In deze zaak heeft de kinderrechter van de Rechtbank Rotterdam op 21 april 2022 een beschikking gegeven met betrekking tot de ondertoezichtstelling en uithuisplaatsing van een minderjarige, hierna te noemen [voornaam minderjarige]. De Raad voor de Kinderbescherming heeft op 31 maart 2022 een verzoekschrift ingediend, waarin werd verzocht om de ondertoezichtstelling van [voornaam minderjarige] voor de duur van twaalf maanden en een machtiging tot uithuisplaatsing voor vijf maanden. De kinderrechter heeft de zaak met gesloten deuren behandeld, waarbij de moeder, een vertegenwoordigster van de Raad en twee vertegenwoordigsters van de gecertificeerde instelling aanwezig waren. De vader is niet verschenen.
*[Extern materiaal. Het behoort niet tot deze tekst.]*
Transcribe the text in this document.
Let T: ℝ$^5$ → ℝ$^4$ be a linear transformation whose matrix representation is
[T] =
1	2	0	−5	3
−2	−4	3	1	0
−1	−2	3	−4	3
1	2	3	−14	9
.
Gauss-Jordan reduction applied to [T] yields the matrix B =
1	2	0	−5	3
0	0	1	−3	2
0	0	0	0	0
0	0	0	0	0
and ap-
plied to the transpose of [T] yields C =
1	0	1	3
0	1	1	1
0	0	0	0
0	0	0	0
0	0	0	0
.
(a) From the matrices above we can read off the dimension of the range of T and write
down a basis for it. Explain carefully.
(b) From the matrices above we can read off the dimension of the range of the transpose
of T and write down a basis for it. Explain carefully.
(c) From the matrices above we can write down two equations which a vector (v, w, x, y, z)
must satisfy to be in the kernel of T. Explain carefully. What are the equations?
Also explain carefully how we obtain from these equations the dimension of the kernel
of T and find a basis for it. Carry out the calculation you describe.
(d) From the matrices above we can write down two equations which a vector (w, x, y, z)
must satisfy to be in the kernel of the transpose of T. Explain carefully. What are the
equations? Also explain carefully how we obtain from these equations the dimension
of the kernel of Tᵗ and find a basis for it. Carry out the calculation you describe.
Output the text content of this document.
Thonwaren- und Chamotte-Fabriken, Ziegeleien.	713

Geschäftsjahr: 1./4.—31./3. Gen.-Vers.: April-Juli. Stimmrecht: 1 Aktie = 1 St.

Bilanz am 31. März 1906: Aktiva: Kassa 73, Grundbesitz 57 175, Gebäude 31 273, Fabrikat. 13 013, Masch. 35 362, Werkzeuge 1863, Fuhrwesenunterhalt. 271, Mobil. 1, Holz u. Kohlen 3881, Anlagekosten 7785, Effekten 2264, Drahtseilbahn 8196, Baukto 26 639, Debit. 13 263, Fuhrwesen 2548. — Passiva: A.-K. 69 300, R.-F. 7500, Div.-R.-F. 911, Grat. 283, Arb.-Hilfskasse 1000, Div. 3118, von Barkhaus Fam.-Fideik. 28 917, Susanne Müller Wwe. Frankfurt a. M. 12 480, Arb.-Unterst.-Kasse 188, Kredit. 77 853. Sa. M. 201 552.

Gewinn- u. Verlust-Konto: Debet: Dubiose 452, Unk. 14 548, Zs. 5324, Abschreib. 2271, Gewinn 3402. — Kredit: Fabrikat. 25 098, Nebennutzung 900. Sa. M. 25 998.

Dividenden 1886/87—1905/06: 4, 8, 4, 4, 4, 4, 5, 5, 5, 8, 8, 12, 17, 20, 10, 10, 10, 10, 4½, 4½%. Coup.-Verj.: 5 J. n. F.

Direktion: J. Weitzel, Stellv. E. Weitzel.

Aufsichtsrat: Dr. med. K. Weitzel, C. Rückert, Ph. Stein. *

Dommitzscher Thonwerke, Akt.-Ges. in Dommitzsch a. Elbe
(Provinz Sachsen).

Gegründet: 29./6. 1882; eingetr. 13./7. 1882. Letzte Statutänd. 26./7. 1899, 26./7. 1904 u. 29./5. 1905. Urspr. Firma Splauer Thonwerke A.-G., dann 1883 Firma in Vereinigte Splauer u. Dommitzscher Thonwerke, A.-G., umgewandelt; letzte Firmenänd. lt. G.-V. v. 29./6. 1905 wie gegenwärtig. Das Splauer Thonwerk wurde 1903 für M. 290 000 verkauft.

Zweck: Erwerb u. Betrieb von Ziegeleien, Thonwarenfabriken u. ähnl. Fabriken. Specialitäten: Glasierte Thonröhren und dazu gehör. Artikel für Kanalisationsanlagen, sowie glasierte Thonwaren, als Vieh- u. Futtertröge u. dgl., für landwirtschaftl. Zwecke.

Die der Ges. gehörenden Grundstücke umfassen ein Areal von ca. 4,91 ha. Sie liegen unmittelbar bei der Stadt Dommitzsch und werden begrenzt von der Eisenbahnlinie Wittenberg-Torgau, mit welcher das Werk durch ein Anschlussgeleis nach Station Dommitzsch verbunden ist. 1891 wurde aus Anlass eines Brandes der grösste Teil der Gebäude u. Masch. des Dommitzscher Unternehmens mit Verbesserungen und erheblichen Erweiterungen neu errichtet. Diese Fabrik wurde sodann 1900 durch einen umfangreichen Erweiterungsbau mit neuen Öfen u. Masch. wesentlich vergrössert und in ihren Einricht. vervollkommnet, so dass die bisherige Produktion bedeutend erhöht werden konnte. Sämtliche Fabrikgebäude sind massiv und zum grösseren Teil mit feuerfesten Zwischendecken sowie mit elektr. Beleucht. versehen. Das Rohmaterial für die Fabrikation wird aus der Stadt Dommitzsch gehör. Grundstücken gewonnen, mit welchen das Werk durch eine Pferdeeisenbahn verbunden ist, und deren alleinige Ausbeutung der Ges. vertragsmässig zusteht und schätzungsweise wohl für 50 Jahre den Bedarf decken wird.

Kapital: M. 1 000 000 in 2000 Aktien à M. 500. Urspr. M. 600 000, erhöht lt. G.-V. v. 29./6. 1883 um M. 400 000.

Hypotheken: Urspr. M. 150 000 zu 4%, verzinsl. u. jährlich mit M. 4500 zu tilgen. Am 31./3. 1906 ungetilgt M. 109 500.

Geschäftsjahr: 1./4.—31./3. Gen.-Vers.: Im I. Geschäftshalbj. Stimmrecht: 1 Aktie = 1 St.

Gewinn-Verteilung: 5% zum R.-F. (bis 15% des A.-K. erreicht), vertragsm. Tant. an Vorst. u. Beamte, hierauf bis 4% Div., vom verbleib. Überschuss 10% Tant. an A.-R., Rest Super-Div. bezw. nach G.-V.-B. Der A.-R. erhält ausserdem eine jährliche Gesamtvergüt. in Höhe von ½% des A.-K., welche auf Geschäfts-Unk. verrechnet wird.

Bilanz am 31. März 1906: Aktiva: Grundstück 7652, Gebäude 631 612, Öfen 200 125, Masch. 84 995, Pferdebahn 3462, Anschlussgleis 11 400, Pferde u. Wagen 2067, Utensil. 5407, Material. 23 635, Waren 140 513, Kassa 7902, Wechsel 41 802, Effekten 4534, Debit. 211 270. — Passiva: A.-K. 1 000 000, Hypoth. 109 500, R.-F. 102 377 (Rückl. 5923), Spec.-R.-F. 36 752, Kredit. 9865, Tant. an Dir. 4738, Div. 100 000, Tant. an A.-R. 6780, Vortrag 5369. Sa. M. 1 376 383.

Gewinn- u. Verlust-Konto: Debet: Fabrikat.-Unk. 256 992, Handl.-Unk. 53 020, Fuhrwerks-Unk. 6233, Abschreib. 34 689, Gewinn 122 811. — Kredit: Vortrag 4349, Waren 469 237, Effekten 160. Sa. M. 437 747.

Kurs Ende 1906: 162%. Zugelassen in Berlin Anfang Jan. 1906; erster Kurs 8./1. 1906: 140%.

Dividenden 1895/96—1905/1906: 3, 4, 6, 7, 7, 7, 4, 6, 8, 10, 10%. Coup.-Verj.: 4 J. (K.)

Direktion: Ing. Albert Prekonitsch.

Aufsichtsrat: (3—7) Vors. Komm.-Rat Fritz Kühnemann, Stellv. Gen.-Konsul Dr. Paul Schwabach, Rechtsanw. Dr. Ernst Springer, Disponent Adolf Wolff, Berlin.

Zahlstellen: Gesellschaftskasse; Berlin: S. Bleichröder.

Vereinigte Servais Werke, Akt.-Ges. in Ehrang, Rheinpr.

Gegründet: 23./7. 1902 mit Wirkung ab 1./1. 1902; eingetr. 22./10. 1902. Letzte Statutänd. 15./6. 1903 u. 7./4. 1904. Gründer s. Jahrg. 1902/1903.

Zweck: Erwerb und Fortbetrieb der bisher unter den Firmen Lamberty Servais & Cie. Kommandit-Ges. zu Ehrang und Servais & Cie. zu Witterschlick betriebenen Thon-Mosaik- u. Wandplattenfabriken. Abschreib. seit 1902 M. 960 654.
De feiten tonen aan dat [voornaam minderjarige], een baby van drie maanden oud, in een pleeggezin verblijft. Eerder is zij onder toezicht gesteld en is er een machtiging tot uithuisplaatsing verleend vanwege zorgen over de opvoedingsomgeving bij de moeder. De Raad heeft ernstige zorgen geuit over de opvoedingsvaardigheden van de moeder, die ondersteuning en begeleiding nodig heeft. De kinderrechter heeft vastgesteld dat er een duidelijk plan van aanpak moet komen om de opvoedvaardigheden van de moeder te evalueren en dat de gezinsopname van de moeder met haar andere kind, [voornaam zoon], van groot belang is.
De kinderrechter heeft geoordeeld dat de ondertoezichtstelling en de machtiging tot uithuisplaatsing noodzakelijk zijn in het belang van de verzorging en opvoeding van [voornaam minderjarige]. De kinderrechter heeft de ondertoezichtstelling voor de duur van een jaar en de machtiging tot uithuisplaatsing voor vijf maanden verleend, met de mogelijkheid tot verlenging indien nodig. De beschikking is mondeling gegeven en in het openbaar uitgesproken, en de schriftelijke uitwerking is op 3 mei 2022 vastgesteld. Hoger beroep kan worden ingesteld door de verzoekers en belanghebbenden binnen drie maanden na de uitspraak.